Credit: Duke Cancer Institute
For more than a century, doctors have been interested in using viruses to treat cancer, and in recent years a small but growing number of patients have begun to benefit from this approach.
Some viruses tend to infect and kill tumor cells. Known as oncolytic viruses, this group includes viruses found in nature as well as viruses modified in the laboratory to reproduce efficiently in cancer cells without harming healthy cells.
To date, only one oncolytic virus—a genetically modified form of a herpesvirus for treating melanoma—has been approved by the Food and Drug Administration (FDA), though a number of viruses are being evaluated as potential treatments for cancer in clinical trials.
Oncolytic viruses have long been viewed as tools for directly killing cancer cells. But a growing body of research suggests that some oncolytic viruses may work—at least in part—by triggering an immune response in the body against the cancer.

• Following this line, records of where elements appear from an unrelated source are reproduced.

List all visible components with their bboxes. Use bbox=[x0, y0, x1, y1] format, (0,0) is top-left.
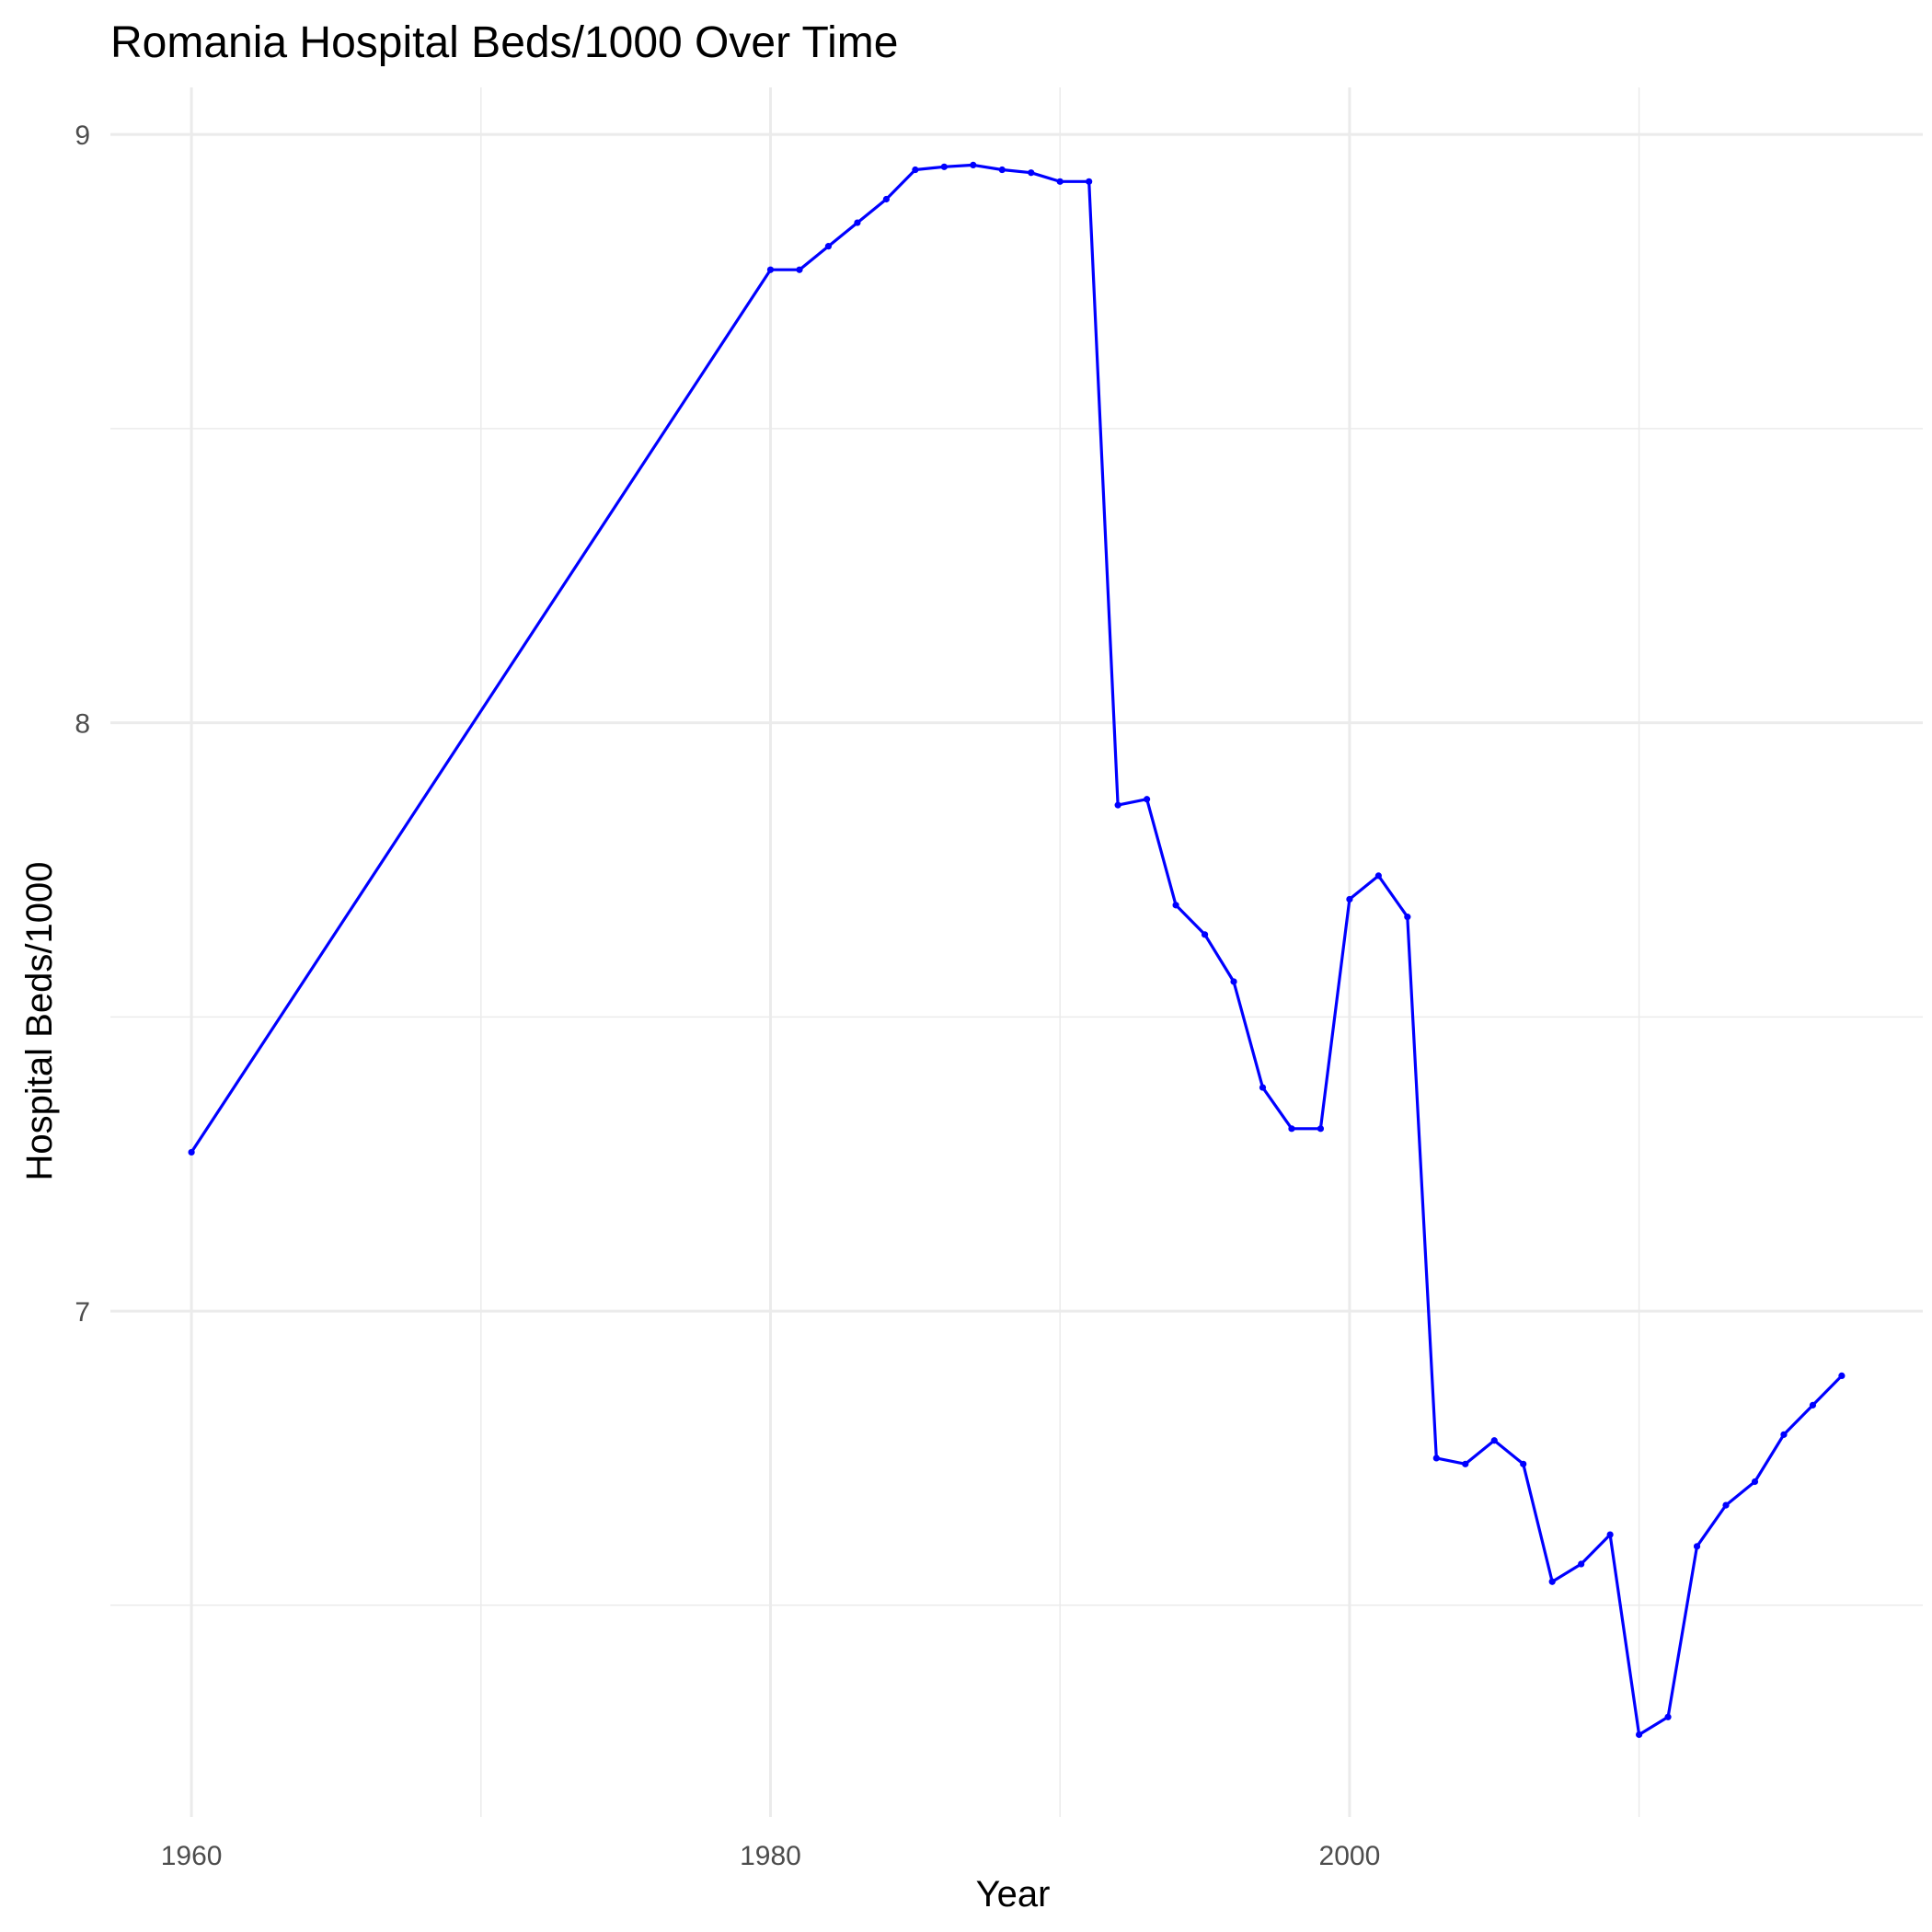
chart-title: Romania Hospital Beds/1000 Over Time bbox=[110, 18, 898, 67]
x-tick-label: 1960 bbox=[161, 1841, 223, 1871]
data-point bbox=[1288, 1125, 1295, 1133]
data-point bbox=[1114, 801, 1121, 809]
y-axis-title: Hospital Beds/1000 bbox=[19, 862, 60, 1181]
data-point bbox=[1028, 169, 1035, 177]
data-point bbox=[1144, 796, 1151, 803]
data-point bbox=[1374, 872, 1382, 880]
data-point bbox=[1201, 931, 1209, 938]
data-point bbox=[1635, 1731, 1643, 1739]
data-point bbox=[1056, 178, 1064, 185]
data-point bbox=[1172, 902, 1179, 909]
data-point bbox=[854, 219, 861, 226]
data-point bbox=[1317, 1125, 1325, 1133]
series-layer bbox=[188, 161, 1846, 1739]
y-tick-label: 7 bbox=[75, 1297, 90, 1328]
data-point bbox=[1520, 1460, 1527, 1467]
data-point bbox=[970, 161, 977, 169]
data-point bbox=[940, 163, 948, 170]
data-point bbox=[1578, 1560, 1585, 1568]
data-point bbox=[1346, 895, 1353, 903]
data-point bbox=[824, 243, 833, 250]
data-point bbox=[1780, 1431, 1788, 1438]
data-point bbox=[1490, 1437, 1498, 1444]
data-point bbox=[1838, 1372, 1846, 1380]
data-point bbox=[1693, 1543, 1701, 1550]
data-point bbox=[912, 166, 919, 174]
x-tick-label: 1980 bbox=[740, 1841, 801, 1871]
data-point bbox=[188, 1148, 195, 1156]
data-point bbox=[1432, 1455, 1440, 1462]
data-point bbox=[1404, 914, 1411, 921]
data-point bbox=[1230, 978, 1237, 985]
data-point bbox=[1751, 1478, 1759, 1486]
grid-layer bbox=[110, 87, 1923, 1817]
data-point bbox=[1259, 1084, 1267, 1091]
data-point bbox=[1664, 1713, 1672, 1720]
data-point bbox=[1462, 1460, 1469, 1467]
data-point bbox=[1606, 1531, 1614, 1538]
y-tick-label: 8 bbox=[75, 709, 90, 740]
y-tick-label: 9 bbox=[75, 121, 90, 151]
data-point bbox=[766, 266, 775, 273]
x-tick-label: 2000 bbox=[1319, 1841, 1381, 1871]
tick-layer: 1960 1980 2000 7 8 9 bbox=[75, 121, 1380, 1871]
data-point bbox=[1722, 1501, 1730, 1509]
data-point bbox=[1548, 1578, 1556, 1585]
data-point bbox=[1809, 1401, 1817, 1409]
data-point bbox=[882, 195, 890, 203]
series-line bbox=[190, 163, 1844, 1737]
x-axis-title: Year bbox=[976, 1874, 1051, 1915]
data-point bbox=[998, 166, 1006, 174]
data-point bbox=[1086, 178, 1093, 185]
data-point bbox=[796, 266, 803, 273]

When a virus infects a tumor cell, the virus makes copies of itself until the cell bursts. The dying cancer cell releases materials, such as tumor antigens, that allow the cancer to be recognized, or “seen,” by the immune system.
“Oncolytic viruses are alerting the immune system that something’s wrong,” said Jason Chesney, M.D., Ph.D., director of the University of Louisville’s James Graham Brown Cancer Center. This can lead to an immune response against nearby tumor cells (a local response) or tumor cells in other parts of the body (a systemic response).
For this reason, some researchers consider oncolytic viruses to be a form of immunotherapy—a treatment that harnesses the immune system against cancer. But many in the field would agree that more studies are needed to learn how different oncolytic viruses work against cancer.